This affectionate name, coined by apprentice Kevin, is our resident black rat snake, Elaphe obsoleta obsoleta. Bert and his mate Ernie, who is only five feet long, show up in the strangest places.
They set up housekeeping in the dead sugar maple behind the honeybee hive a month ago. There they were spotted stretched out on a limb collecting solar rays for a few days. Following that rendezvous, they snuggled into a big black ball nestled high in a large knot hole of the same tree.
Bert made her acting debut during theatre camp by climbing twenty feet straight up a hemlock tree while twenty-five youngsters played underneath her on the tire swing. An adult observer was amazed and pleased that these children showed no fear of the climbing serpent.
Ryan admits he’ll squeal like a pig, if he is surprised by a snake; Rusty agrees. The entire crew, with our boys at the forefront, help educate visitors on the benefits of our big black buddies and their smaller slithering allies.

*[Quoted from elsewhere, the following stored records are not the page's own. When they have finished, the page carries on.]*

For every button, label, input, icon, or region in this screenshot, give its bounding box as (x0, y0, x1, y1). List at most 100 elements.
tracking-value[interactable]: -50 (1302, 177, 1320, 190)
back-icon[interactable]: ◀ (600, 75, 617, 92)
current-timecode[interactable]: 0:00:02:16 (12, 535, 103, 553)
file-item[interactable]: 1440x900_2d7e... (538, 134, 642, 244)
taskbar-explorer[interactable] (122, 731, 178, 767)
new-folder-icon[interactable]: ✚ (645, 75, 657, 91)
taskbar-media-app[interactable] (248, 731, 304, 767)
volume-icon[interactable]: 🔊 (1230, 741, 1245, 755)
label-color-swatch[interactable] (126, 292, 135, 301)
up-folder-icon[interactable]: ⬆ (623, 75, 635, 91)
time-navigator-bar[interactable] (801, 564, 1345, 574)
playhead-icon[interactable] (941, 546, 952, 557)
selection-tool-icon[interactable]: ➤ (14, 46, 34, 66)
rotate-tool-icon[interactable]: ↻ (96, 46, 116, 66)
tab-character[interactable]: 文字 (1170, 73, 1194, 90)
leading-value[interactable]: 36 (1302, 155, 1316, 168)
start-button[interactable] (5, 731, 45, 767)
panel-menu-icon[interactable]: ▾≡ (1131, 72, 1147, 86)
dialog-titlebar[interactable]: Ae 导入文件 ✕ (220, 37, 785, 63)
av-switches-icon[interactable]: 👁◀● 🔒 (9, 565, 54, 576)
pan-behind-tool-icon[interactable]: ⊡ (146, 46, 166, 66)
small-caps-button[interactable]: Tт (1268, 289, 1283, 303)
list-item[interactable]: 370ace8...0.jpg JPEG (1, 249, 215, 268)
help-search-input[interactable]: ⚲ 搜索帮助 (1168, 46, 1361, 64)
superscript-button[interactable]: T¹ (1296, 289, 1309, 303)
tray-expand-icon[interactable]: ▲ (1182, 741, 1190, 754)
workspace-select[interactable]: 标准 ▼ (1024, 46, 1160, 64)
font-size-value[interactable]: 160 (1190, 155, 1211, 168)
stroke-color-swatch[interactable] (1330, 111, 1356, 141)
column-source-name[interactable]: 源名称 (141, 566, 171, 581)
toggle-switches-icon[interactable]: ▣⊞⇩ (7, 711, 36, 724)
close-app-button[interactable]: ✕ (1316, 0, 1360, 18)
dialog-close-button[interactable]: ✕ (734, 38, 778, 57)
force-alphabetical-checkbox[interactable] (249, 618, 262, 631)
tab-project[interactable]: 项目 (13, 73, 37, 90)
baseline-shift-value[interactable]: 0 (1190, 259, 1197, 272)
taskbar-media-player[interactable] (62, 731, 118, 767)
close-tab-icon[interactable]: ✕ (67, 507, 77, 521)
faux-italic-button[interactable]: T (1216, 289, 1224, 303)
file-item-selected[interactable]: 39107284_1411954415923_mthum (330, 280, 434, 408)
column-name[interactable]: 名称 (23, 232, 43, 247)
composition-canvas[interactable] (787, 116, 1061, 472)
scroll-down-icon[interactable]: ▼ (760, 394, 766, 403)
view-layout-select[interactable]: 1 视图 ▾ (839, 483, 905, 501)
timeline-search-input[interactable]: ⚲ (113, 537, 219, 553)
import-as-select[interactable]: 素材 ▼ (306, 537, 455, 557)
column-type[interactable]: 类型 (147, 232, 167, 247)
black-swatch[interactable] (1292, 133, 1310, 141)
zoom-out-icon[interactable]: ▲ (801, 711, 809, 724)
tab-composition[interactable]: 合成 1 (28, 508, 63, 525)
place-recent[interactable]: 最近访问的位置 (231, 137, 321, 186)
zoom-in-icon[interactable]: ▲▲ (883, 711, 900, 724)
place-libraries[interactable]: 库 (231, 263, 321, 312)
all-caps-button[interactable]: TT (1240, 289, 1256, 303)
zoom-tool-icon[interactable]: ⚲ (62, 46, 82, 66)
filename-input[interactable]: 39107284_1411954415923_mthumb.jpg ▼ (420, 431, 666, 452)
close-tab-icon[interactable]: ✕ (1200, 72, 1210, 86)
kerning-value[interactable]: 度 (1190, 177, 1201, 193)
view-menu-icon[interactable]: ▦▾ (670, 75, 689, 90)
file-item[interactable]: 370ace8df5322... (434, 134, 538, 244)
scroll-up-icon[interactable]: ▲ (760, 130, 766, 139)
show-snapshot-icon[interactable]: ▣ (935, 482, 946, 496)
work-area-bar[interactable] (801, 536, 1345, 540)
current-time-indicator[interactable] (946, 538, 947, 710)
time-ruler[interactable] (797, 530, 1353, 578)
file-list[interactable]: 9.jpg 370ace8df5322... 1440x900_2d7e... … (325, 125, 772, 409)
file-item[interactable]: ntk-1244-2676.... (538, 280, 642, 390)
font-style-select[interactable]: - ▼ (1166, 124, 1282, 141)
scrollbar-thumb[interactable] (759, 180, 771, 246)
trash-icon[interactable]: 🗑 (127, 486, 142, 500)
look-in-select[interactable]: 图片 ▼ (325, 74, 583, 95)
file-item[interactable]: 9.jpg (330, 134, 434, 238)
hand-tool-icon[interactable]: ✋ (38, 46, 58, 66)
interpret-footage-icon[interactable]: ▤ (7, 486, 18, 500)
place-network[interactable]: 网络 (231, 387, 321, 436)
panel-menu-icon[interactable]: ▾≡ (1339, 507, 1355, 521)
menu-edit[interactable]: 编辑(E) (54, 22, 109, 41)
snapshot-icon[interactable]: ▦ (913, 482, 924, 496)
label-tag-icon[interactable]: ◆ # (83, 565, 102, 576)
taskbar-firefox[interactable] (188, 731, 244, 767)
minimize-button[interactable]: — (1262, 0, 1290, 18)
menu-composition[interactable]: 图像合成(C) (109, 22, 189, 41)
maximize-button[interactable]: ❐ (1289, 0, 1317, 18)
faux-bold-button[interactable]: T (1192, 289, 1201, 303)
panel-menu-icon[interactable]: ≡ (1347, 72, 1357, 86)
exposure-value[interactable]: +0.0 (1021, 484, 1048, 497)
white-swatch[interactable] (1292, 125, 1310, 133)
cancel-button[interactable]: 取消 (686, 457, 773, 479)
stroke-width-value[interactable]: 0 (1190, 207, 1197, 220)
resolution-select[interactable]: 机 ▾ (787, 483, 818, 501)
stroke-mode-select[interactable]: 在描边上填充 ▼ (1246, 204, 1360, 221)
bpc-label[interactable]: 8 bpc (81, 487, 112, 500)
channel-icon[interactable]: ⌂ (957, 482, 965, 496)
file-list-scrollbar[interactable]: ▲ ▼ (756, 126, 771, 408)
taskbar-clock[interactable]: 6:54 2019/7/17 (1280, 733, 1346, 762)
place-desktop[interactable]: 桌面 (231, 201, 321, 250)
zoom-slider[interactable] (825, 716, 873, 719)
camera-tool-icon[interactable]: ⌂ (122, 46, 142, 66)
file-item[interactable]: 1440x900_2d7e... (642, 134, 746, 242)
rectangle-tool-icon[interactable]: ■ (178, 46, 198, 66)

Bert and Ernie have cleaned out the chipmunks inhabiting the rock wall and a nest of starlings in our family tree. They left their skins on the stone ledge in the basement no doubtedly taking care of any unwanted rodents.
The garter snake, a much smaller cousin found in the worm bin, is a great insect eater as well as a consumer of slugs and worms. Milk snakes, a bit larger than the harmless garters, are the true constrictors that help keep down the mouse and vole population in the compost piles.
To mimic snakes, Stephen our summer student worker, hung black pipe in and around the blueberry bushes in hopes that the hungry robins will give the “snakes” a wide berth, just as Ryan and Rusty do.
In speaking for the majority of the Quiet Creek crew, we welcome all slithering reptiles to the farm and will continue to encourage the uncomfortable with fascinating sightings.